Two independent layers, each on its own cadence:
Layer 1 — Base context (refreshed every contextCadence turns):
- SESSION SUMMARY — from
session.context(summary=True), placed first - User Representation — Honcho's evolving model of the user
- User Peer Card — key facts snapshot
- AI Self-Representation — Honcho's model of the AI peer
- AI Identity Card — AI peer facts
Layer 2 — Dialectic supplement (fired every dialecticCadence turns):
Multi-pass .chat() reasoning about the user, appended after base context.

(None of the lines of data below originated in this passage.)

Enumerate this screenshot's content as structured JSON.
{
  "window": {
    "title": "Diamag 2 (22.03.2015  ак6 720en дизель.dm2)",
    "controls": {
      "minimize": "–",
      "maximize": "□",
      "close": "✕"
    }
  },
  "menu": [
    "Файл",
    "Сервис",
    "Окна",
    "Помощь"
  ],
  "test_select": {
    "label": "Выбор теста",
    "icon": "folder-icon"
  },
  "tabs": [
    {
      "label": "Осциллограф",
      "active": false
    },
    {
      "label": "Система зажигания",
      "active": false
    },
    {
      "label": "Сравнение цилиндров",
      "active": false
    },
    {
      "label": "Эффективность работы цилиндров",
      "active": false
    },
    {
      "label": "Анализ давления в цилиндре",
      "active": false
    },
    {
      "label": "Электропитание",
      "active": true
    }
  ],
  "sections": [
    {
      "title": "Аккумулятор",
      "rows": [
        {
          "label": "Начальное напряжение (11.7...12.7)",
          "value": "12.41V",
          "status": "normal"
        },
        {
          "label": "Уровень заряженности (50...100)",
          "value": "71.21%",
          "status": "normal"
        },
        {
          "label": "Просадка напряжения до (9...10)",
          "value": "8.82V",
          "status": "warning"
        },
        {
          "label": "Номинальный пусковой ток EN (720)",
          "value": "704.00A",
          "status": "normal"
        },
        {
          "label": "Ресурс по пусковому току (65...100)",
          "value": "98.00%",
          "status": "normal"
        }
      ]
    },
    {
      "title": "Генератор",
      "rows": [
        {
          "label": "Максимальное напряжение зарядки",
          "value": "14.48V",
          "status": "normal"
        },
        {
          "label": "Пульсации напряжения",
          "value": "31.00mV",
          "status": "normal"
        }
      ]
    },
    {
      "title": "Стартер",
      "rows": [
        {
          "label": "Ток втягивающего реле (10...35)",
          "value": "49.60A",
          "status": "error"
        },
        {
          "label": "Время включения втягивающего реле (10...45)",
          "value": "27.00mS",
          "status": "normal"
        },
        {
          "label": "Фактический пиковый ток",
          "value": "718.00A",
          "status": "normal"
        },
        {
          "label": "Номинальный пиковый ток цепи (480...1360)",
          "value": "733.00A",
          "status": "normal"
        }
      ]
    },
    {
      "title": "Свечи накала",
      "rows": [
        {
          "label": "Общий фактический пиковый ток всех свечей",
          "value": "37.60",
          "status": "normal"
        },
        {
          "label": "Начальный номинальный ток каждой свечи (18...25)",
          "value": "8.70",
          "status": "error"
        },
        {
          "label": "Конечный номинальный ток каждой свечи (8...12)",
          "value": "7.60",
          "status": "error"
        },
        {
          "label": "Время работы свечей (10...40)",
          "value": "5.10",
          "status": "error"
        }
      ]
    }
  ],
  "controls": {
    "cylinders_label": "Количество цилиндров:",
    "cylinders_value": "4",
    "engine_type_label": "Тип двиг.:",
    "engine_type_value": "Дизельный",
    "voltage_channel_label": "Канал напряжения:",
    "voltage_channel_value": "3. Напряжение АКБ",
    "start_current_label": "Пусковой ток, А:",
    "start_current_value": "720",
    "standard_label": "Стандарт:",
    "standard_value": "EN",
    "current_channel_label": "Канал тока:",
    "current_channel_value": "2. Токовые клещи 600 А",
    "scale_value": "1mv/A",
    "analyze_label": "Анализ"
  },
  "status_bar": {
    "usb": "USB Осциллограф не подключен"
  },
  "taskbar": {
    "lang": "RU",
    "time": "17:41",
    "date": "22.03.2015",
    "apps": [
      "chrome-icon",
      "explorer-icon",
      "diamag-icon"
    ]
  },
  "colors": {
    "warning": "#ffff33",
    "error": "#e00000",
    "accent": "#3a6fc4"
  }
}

Both layers are joined, then truncated to fit contextTokens budget via _truncate_to_budget (tokens × 4 chars, word-boundary safe).
Cold Start vs Warm Session Prompts
Dialectic pass 0 automatically selects its prompt based on session state:
- Cold (no base context cached): "Who is this person? What are their preferences, goals, and working style? Focus on facts that would help an AI assistant be immediately useful."

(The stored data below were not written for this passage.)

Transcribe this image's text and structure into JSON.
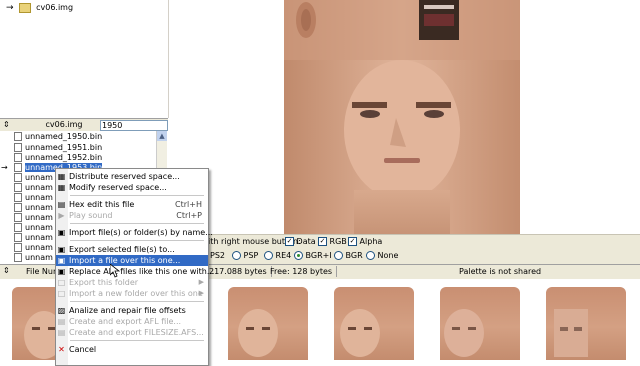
{
  "tree": {
    "items": [
      {
        "label": "cv06.img",
        "icon": "arrow-icon"
      }
    ]
  },
  "pathbar": {
    "value": "cv06.img",
    "search": "1950"
  },
  "files": {
    "rows": [
      {
        "label": "unnamed_1950.bin"
      },
      {
        "label": "unnamed_1951.bin"
      },
      {
        "label": "unnamed_1952.bin"
      },
      {
        "label": "unnamed_1953.bin",
        "selected": true
      },
      {
        "label": "unnam"
      },
      {
        "label": "unnam"
      },
      {
        "label": "unnam"
      },
      {
        "label": "unnam"
      },
      {
        "label": "unnam"
      },
      {
        "label": "unnam"
      },
      {
        "label": "unnam"
      },
      {
        "label": "unnam"
      },
      {
        "label": "unnam"
      }
    ]
  },
  "options": {
    "mouse_label": "ith right mouse button:",
    "checks": [
      {
        "label": "Data",
        "checked": true
      },
      {
        "label": "RGB",
        "checked": true
      },
      {
        "label": "Alpha",
        "checked": true
      }
    ],
    "radios": [
      {
        "label": "PS2",
        "on": false
      },
      {
        "label": "PSP",
        "on": false
      },
      {
        "label": "RE4",
        "on": false
      },
      {
        "label": "BGR+I",
        "on": true
      },
      {
        "label": "BGR",
        "on": false
      },
      {
        "label": "None",
        "on": false
      }
    ]
  },
  "status": {
    "file_num": "File Num",
    "bytes": "217.088 bytes",
    "free": "Free: 128 bytes",
    "palette": "Palette is not shared"
  },
  "menu": {
    "items": [
      {
        "label": "Distribute reserved space...",
        "icon": "grid-icon",
        "disabled": false
      },
      {
        "label": "Modify reserved space...",
        "icon": "grid-icon",
        "disabled": false
      },
      {
        "label": "Hex edit this file",
        "icon": "hex-icon",
        "shortcut": "Ctrl+H",
        "disabled": false
      },
      {
        "label": "Play sound",
        "icon": "speaker-icon",
        "shortcut": "Ctrl+P",
        "disabled": true
      },
      {
        "label": "Import file(s) or folder(s) by name...",
        "icon": "import-icon",
        "disabled": false
      },
      {
        "label": "Export selected file(s) to...",
        "icon": "export-icon",
        "disabled": false
      },
      {
        "label": "Import a file over this one...",
        "icon": "import-over-icon",
        "disabled": false,
        "highlighted": true
      },
      {
        "label": "Replace ALL files like this one with...",
        "icon": "replace-icon",
        "disabled": false
      },
      {
        "label": "Export this folder",
        "icon": "folder-icon",
        "disabled": true,
        "submenu": true
      },
      {
        "label": "Import a new folder over this one",
        "icon": "folder-icon",
        "disabled": true,
        "submenu": true
      },
      {
        "label": "Analize and repair file offsets",
        "icon": "repair-icon",
        "disabled": false
      },
      {
        "label": "Create and export AFL file...",
        "icon": "afl-icon",
        "disabled": true
      },
      {
        "label": "Create and export FILESIZE.AFS...",
        "icon": "afs-icon",
        "disabled": true
      },
      {
        "label": "Cancel",
        "icon": "cancel-icon",
        "disabled": false
      }
    ]
  },
  "colors": {
    "highlight": "#316ac5",
    "panel": "#ece9d8",
    "skin": "#d4a083"
  }
}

- Warm (base context exists): "Given what's been discussed in this session so far, what context about this user is most relevant to the current conversation? Prioritize active context over biographical facts."
Not configurable — determined automatically.
Dialectic Depth (Multi-Pass Reasoning)
dialecticDepth (1–3, clamped) controls how many .chat() calls fire per dialectic cycle:
| Depth | Passes | Behavior |
|---|---|---|
| 1 | single .chat() |
Base query only (cold or warm prompt) |
| 2 | audit + synthesis | Pass 0 result is self-audited; pass 1 does targeted synthesis. Conditional bail-out if pass 0 returns strong signal (>300 chars or structured with bullets/sections >100 chars) |
| 3 | audit + synthesis + reconciliation | Pass 2 reconciles contradictions across prior passes into a final synthesis |
Proportional Reasoning Levels
When dialecticDepthLevels is not set, each pass uses a proportional level relative to dialecticReasoningLevel (the "base"):
| Depth | Pass levels |
|---|---|
| 1 | [base] |
| 2 | [minimal, base] |
| 3 | [minimal, base, low] |
Override with dialecticDepthLevels: an explicit array of reasoning level strings per pass.
Query-Adaptive Reasoning Level
The auto-injected dialectic scales dialecticReasoningLevel by query length: +1 level at ≥120 chars, +2 at ≥400, clamped at reasoningLevelCap (default "high"). Disable with reasoningHeuristic: false to pin every auto call to dialecticReasoningLevel.
Three Orthogonal Dialectic Knobs
| Knob | Controls | Type |
|---|---|---|
dialecticCadence |
How often — minimum turns between dialectic firings | int |
dialecticDepth |
How many — passes per firing (1–3) | int |
dialecticReasoningLevel |
How hard — reasoning ceiling per .chat() call |
string |
Input Sanitization
run_conversation strips leaked <memory-context> blocks from user input before processing. When saveMessages persists a turn that included injected context, the block can reappear in subsequent turns via message history. The sanitizer removes <memory-context> blocks plus associated system notes.
Tools
Five bidirectional tools. All accept an optional peer parameter ("user" or "ai", default "user").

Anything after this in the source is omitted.